Тень Мары - страница 5



Оставив позади душный жар и шум княжеской гридницы, он спустился по гулким деревянным ступеням в подклет, в оружейную палату. Здесь царила совершенно иная атмосфера. Прохладный, сумрачный покой и запахи, от которых сердце воина билось ровнее и увереннее. Пахло терпко – оружейным маслом, дубленой кожей от портупей и перевязей, и тем особым, ни с чем не сравнимым холодком чистого металла. Порядок здесь был безукоризненным. Вдоль стен, на тяжелых деревянных стойках, ровными рядами, словно спящие воины, стояли копья и рогатины с начищенными до блеска наконечниками. На стенах, на деревянных крюках, висели каплевидные щиты, покрытые яркими красками, и прямые обоюдоострые мечи в ножнах.

В дальнем углу, возле единственного узкого оконца, затянутого полупрозрачным, натертым жиром бычьим пузырем, сидел человек. Свет, проникавший сквозь это окошко, был тусклым и серым, но человеку, казалось, большего было и не нужно.

Это был Горислав. Мужчина, чей возраст трудно было определить. Ему могло быть и сорок, и шестьдесят. Он был худым, жилистым, узловатым, как выкорчеванный корень старого дуба. Его лицо, темное и выдубленное ветрами и морозами до состояния пергамента, было испещрено такой густой сетью мелких морщин, что казалось, будто он постоянно щурится, даже в полумраке. Но его глаза, серые и почти бесцветные, как осеннее небо, были ясными и спокойными. В них застыло бесконечное терпение и мудрость человека, который больше времени проводит в молчании векового леса, чем среди гомона людей. Он был из кривичей, прибился к дружине Владимира после одного из северных походов. Князь сразу оценил его редкий дар и держал при себе, но Горислав оставался чужаком – нелюдимым, тихим, словно тень.

Он редко говорил, но умел читать землю так, как киевские монахи читали свои греческие манускрипты. Каждый отпечаток на влажной почве, каждая сломанная ветка, каждая капля росы или птичье перо были для него живыми, говорящими буквами в бесконечной летописи леса.
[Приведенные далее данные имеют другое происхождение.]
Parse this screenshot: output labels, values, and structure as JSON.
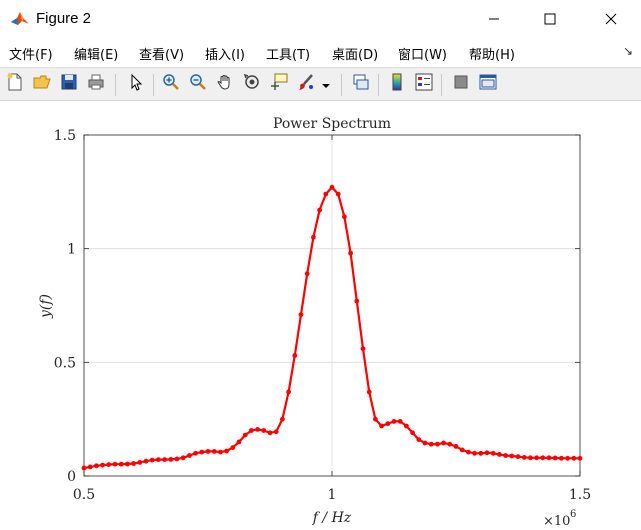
{
  "window": {
    "title": "Figure 2"
  },
  "menu": {
    "items": [
      {
        "label": "文件(F)",
        "name": "menu-file"
      },
      {
        "label": "编辑(E)",
        "name": "menu-edit"
      },
      {
        "label": "查看(V)",
        "name": "menu-view"
      },
      {
        "label": "插入(I)",
        "name": "menu-insert"
      },
      {
        "label": "工具(T)",
        "name": "menu-tools"
      },
      {
        "label": "桌面(D)",
        "name": "menu-desktop"
      },
      {
        "label": "窗口(W)",
        "name": "menu-window"
      },
      {
        "label": "帮助(H)",
        "name": "menu-help"
      }
    ],
    "overflow_glyph": "↘"
  },
  "toolbar": {
    "icons": [
      "new-figure-icon",
      "open-file-icon",
      "save-icon",
      "print-icon",
      "pointer-icon",
      "zoom-in-icon",
      "zoom-out-icon",
      "pan-hand-icon",
      "rotate-3d-icon",
      "data-cursor-icon",
      "brush-icon",
      "brush-dropdown-icon",
      "link-plot-icon",
      "colorbar-icon",
      "legend-icon",
      "hide-plot-tools-icon",
      "show-plot-tools-icon"
    ]
  },
  "chart_data": {
    "type": "line",
    "title": "Power Spectrum",
    "xlabel": "f / Hz",
    "ylabel": "y(f)",
    "xlim": [
      500000,
      1500000
    ],
    "ylim": [
      0,
      1.5
    ],
    "x_exponent_label": "×10",
    "x_exponent_value": "6",
    "xticks": [
      {
        "value": 500000,
        "label": "0.5"
      },
      {
        "value": 1000000,
        "label": "1"
      },
      {
        "value": 1500000,
        "label": "1.5"
      }
    ],
    "yticks": [
      {
        "value": 0,
        "label": "0"
      },
      {
        "value": 0.5,
        "label": "0.5"
      },
      {
        "value": 1,
        "label": "1"
      },
      {
        "value": 1.5,
        "label": "1.5"
      }
    ],
    "grid": true,
    "color": "#ff0000",
    "series": [
      {
        "marker": "dot",
        "x": [
          500000,
          512500,
          525000,
          537500,
          550000,
          562500,
          575000,
          587500,
          600000,
          612500,
          625000,
          637500,
          650000,
          662500,
          675000,
          687500,
          700000,
          712500,
          725000,
          737500,
          750000,
          762500,
          775000,
          787500,
          800000,
          812500,
          825000,
          837500,
          850000,
          862500,
          875000,
          887500,
          900000,
          912500,
          925000,
          937500,
          950000,
          962500,
          975000,
          987500,
          1000000,
          1012500,
          1025000,
          1037500,
          1050000,
          1062500,
          1075000,
          1087500,
          1100000,
          1112500,
          1125000,
          1137500,
          1150000,
          1162500,
          1175000,
          1187500,
          1200000,
          1212500,
          1225000,
          1237500,
          1250000,
          1262500,
          1275000,
          1287500,
          1300000,
          1312500,
          1325000,
          1337500,
          1350000,
          1362500,
          1375000,
          1387500,
          1400000,
          1412500,
          1425000,
          1437500,
          1450000,
          1462500,
          1475000,
          1487500,
          1500000
        ],
        "y": [
          0.035,
          0.04,
          0.045,
          0.048,
          0.05,
          0.052,
          0.052,
          0.053,
          0.055,
          0.06,
          0.065,
          0.07,
          0.072,
          0.072,
          0.073,
          0.075,
          0.08,
          0.09,
          0.1,
          0.105,
          0.108,
          0.108,
          0.105,
          0.11,
          0.125,
          0.15,
          0.18,
          0.2,
          0.205,
          0.2,
          0.19,
          0.195,
          0.25,
          0.37,
          0.53,
          0.71,
          0.89,
          1.05,
          1.17,
          1.24,
          1.27,
          1.24,
          1.14,
          0.98,
          0.77,
          0.56,
          0.37,
          0.25,
          0.22,
          0.23,
          0.24,
          0.24,
          0.22,
          0.19,
          0.16,
          0.145,
          0.14,
          0.14,
          0.145,
          0.14,
          0.13,
          0.115,
          0.105,
          0.1,
          0.1,
          0.102,
          0.1,
          0.095,
          0.09,
          0.088,
          0.085,
          0.082,
          0.08,
          0.08,
          0.08,
          0.08,
          0.079,
          0.078,
          0.078,
          0.078,
          0.078
        ]
      }
    ]
  }
}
Радомир застал его за привычным делом: Горислав сидел на низкой, грубой скамье и методично, без малейшей спешки, правил оперение на стрелах. Его длинные, сухие пальцы с потрескавшимися ногтями двигались с выверенной, почти гипнотической точностью. Он подклеивал расщепившееся перышко, подрезал растрепавшийся край, проверял баланс. В его руках каждая стрела превращалась в совершенное орудие.

– Горислав, – тихо позвал Радомир, стараясь не нарушить покой этого места.

Следопыт не вздрогнул. Он лишь медленно поднял голову. Он не выглядел удивленным, словно ждал этого визита. Лишь кивнул, узнавая, и аккуратно отложил почти готовую стрелу в сторону.

– Беда? – спросил он так же тихо. Его голос был низким, с легкой хрипотцой, какой бывает у людей, отвыкших много говорить.

– Беда, – подтвердил Радомир. Он подошел и присел рядом на край скамьи. Здесь, в тишине и прохладе, бешено колотившееся сердце стало биться ровнее. Напряжение, державшее его в тисках, начало немного отпускать. – Я иду в Перелесье. На запад от Киева.

Горислав чуть нахмурился, и морщинки у его глаз стали глубже. Взгляд стал еще более внимательным. Он не задал праздного вопроса «Зачем?». Он спросил, как и подобает следопыту, о главном:


– Что говорят следы?

– В том-то и дело, – Радомир устало потер переносицу. – Говорят, следов нет. Люди исчезают из своих домов, с улицы, с берега реки. Без борьбы, без криков, словно растворяются в воздухе. Зверье дохнет без единой раны на теле. Гонец еле живой добрался. Говорит, по ночам в лесу шепчут.